Laurence des Cars, current director of the Musée de l’Orangerie, has been named new director of the Musée d’Orsay in Paris.
According to Le Monde, Des Cars was officially appointed after a meeting with the French President, François Hollande, on February 27, during which she presented her project. She will take up the post on March 15, for a tenure of at least five years.
Des Cars—daughter of journalist and writer Jean des Cars and granddaughter of novelist Guy des Cars—was born in 1966 in Antony. She studied art history at the University of Paris IV and at the École du Louvre, before joining the National Institute of Cultural Heritage.
Her appointment is a homecoming of sorts: when she first graduated in 1994 she joined the Musée d’Orsay as curator, where she remained until 2007. During her initial tenure at the museum, she became a specialist in art from the 19th and early 20th centuries, and bolstered the institution’s relationship with foreign institutions, securing many important loans.
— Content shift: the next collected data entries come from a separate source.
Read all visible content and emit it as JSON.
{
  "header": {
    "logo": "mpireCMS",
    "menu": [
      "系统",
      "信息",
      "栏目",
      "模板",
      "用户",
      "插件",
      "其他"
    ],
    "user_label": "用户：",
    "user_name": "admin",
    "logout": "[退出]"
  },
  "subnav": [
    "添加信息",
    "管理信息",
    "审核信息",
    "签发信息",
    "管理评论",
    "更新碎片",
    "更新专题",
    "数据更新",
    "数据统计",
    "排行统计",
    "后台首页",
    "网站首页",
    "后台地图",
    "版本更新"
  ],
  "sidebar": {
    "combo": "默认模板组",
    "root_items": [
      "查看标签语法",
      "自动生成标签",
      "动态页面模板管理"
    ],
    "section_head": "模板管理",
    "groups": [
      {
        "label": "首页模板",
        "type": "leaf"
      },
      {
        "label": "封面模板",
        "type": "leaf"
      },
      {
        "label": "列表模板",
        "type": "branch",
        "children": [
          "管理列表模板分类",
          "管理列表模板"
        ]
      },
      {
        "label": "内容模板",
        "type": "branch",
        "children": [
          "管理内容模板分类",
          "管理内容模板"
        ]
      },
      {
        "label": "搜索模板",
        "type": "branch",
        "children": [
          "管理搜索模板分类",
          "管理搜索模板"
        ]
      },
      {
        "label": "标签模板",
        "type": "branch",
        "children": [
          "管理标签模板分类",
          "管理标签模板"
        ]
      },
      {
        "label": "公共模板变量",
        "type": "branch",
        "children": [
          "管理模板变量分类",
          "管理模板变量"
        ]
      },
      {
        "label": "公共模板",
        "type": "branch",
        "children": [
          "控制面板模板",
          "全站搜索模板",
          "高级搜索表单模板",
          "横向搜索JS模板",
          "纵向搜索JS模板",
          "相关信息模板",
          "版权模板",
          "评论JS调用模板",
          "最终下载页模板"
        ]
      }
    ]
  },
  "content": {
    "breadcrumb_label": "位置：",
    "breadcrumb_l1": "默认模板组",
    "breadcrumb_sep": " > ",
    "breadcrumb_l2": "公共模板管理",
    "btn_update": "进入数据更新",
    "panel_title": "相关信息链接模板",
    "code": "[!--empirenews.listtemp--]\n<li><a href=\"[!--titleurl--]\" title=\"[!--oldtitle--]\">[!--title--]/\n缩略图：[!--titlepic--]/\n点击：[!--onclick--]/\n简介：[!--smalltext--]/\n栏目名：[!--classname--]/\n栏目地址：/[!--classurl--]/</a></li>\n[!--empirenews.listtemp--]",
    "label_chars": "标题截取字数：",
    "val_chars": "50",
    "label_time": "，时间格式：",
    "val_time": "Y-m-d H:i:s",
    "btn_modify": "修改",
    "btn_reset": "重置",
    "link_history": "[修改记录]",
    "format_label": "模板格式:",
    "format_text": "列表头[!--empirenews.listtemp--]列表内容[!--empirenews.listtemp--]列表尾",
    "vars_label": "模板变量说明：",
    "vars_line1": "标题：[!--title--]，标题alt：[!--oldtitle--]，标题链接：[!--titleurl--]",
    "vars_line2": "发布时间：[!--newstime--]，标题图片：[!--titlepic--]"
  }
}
From 2007 to 2014, des Cars’s talent for fostering international cultural relations took her to the helm of France-Muséums, the agency in charge of the design and development of collections and future programs of the Louvre Abu Dhabi, slated to open this year. In 2014 she was appointed director of the Musée de l’Orangerie.
Des Cars’s appointment comes after a lengthy process, which saw three other candidates reaching the final selection stages: Dominique de Font-Réaulx, director of Paris’ Delacroix Museum; Michel Draguet, director of the Royal Museums of Belgium; and Sylvain Amic, director of the Musée de Rouen.
Le Monde reports that des Cars’s appointment is also significant in that she’s only the second woman curator to head a major Paris museum, alongside Sophie Makariou at the Musée Guimet.
Des Cars is expected to bring calm back to the galleries and offices at the Musée d’Orsay, after the controversial tenure of Guy Cogeval, whose capabilities were questioned by museum employees after he suffered a stroke in 2014, according to Artforum.